Malia Cohen’s work to modernize internal systems is undeniably important. Outdated financial infrastructure is a recipe for inefficiency and error. However, when such internal focus comes at the perceived expense of external, public-facing scrutiny—especially on an issue as urgent and costly as homelessness—it risks appearing like bureaucratic reshuffling. The state audit revealing a lack of tracking for homelessness funds is a damning indictment of the status quo. A true watchdog does not defer to another auditor’s report; it seizes upon such findings as a mandate for relentless, office-specific investigation to ensure corrective action is taken and publicized. Prudence without proactive transparency is insufficient.
Herb Morgan’s platform, particularly his emphasis on real-time data and AI monitoring, speaks to a powerful democratic ideal: sunlight as the best disinfectant. The concept of making financial flows visible and analyzable by the public is a modern iteration of Jeffersonian transparency. His campaign donation tracker is a symbolic demonstration of this principle. Yet, the promise of technological solutions must be met with scrutiny regarding implementation, privacy, and the risk of creating a complex system that itself becomes opaque. The goal must be genuine accountability, not just the appearance of innovation.
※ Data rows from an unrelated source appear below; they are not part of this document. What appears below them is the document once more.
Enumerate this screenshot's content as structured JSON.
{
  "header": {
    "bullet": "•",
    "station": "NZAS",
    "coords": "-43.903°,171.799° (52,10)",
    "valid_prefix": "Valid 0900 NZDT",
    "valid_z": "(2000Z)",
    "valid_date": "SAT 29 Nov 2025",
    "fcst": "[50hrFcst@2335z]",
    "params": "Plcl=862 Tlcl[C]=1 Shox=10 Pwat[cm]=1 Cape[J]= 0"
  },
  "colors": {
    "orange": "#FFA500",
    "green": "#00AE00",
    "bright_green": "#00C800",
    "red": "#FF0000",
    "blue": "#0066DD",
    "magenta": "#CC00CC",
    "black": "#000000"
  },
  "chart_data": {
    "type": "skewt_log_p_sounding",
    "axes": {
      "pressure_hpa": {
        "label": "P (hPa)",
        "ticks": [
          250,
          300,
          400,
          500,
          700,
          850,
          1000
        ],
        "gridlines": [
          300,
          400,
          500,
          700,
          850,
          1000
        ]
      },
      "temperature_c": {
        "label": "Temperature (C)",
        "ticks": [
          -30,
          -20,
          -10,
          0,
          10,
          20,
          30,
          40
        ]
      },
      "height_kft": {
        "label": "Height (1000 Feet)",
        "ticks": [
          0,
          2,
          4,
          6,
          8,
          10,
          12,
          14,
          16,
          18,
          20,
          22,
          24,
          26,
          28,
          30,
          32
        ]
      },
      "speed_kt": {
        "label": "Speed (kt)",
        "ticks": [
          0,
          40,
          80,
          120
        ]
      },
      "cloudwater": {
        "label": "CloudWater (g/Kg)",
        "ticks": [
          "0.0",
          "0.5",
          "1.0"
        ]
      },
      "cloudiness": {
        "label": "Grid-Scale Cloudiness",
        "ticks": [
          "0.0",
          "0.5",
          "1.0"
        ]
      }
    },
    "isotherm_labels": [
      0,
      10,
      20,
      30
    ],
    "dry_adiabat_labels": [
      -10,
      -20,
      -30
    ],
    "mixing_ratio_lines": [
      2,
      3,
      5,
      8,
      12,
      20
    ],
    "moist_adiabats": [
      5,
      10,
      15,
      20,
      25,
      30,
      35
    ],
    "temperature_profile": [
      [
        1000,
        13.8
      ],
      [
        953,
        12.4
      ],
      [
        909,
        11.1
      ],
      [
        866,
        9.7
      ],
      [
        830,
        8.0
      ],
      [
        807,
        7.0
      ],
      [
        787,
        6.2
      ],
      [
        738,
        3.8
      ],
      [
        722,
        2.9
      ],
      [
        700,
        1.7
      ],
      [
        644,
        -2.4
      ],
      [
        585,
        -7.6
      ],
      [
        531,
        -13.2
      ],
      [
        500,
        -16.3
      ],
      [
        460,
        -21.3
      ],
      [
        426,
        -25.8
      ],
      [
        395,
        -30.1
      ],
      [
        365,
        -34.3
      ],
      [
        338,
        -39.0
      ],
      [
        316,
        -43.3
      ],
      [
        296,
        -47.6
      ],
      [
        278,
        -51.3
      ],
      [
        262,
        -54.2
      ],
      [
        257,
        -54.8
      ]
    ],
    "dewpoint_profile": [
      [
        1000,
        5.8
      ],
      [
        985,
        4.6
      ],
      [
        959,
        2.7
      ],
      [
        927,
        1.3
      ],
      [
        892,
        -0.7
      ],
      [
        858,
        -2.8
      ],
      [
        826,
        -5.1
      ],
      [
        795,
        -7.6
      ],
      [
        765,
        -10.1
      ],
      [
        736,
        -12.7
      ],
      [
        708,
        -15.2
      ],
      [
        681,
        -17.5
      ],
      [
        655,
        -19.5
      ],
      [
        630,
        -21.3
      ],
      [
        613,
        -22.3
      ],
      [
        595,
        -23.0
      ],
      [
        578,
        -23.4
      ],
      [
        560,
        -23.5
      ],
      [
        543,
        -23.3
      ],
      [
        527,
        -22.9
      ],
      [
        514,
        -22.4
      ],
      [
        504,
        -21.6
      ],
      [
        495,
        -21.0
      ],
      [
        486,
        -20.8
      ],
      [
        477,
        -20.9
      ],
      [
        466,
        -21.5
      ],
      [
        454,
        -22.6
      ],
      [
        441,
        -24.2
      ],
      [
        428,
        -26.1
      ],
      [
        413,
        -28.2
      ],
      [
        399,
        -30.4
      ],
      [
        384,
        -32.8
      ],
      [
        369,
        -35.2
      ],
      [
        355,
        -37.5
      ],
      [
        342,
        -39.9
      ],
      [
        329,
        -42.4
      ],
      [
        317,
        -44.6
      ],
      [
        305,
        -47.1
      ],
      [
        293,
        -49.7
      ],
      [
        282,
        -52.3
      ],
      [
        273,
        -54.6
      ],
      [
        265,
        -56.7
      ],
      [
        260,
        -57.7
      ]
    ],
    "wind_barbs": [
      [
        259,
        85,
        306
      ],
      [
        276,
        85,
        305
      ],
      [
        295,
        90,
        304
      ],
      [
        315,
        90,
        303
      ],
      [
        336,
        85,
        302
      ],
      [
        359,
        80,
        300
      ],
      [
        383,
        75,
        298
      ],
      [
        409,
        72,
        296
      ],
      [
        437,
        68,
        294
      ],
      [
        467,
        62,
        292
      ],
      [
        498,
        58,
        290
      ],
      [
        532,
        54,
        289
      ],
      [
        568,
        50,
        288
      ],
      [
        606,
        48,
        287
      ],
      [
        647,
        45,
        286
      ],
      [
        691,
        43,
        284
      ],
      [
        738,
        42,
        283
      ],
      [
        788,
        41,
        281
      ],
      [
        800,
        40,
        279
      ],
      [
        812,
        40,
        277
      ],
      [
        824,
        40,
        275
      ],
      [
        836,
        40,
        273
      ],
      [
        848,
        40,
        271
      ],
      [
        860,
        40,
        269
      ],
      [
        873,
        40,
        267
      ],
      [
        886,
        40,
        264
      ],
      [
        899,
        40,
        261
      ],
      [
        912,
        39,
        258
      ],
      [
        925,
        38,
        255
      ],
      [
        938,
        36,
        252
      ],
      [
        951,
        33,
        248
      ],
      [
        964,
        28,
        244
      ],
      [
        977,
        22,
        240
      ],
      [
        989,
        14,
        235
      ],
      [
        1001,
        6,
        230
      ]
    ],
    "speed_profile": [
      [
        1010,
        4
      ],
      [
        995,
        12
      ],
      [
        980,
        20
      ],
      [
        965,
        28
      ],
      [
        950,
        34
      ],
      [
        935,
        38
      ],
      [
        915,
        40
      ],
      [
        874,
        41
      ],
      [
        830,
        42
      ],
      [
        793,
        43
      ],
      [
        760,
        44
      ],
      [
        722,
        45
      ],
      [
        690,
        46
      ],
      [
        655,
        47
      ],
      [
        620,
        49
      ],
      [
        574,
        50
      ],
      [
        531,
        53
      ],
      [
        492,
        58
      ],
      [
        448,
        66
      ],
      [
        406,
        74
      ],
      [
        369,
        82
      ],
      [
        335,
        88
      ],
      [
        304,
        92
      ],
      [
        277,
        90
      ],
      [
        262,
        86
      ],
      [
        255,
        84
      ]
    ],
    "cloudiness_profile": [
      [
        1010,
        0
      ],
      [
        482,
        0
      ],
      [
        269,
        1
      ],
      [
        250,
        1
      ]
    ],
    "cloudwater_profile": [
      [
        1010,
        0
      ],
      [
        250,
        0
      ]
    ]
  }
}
Meghann Adams’s candidacy forcefully reminds us that fiscal policy is never neutral. Decisions on what to fund, what to audit, and what to divest from are profoundly moral and political. A controller concerned solely with the efficiency of unjust or harmful expenditures fails in a deeper duty. Her focus on housing, healthcare, and ethical investing challenges the narrow definition of fiscal oversight and connects the state’s ledger to its human impact.
A Test for California’s Institutions
This election is a test for California’s voters and its democratic institutions. In a state of immense wealth and stark inequality, the management of public funds is a matter of existential importance. The nearly $350 billion budget is not an abstraction; it is schools, roads, healthcare, and housing. Its misuse or opaque distribution erodes public trust and weakens the social contract.
The principles of democratic governance demand an Controller who is not a passive accountant but an active, courageous, and independent guardian. This requires a relentless focus on outcomes, not just processes. It requires auditing the most politically sensitive and costly programs, especially when they are failing. It requires presenting findings in a way that empowers the public, not just satisfies statutory requirements.
Whether the answer lies in the experience of the incumbent, the technological transparency promised by the main challenger, or the justice-oriented overhaul proposed by the third candidate, the electorate’s decision must be guided by one non-partisan question: Who will be the most uncompromising advocate for the taxpayer and the citizen? Who will ensure that every dollar spent advances the public good with maximum efficiency and minimum corruption? The office of the Controller is a pillar of the rule of law. It must be held by someone who understands that their ultimate client is not the government, but the people of California, and that their core mission is to protect the people’s treasury with vigilance, integrity, and an unwavering commitment to open books. The future of accountable governance in America’s largest state depends on it.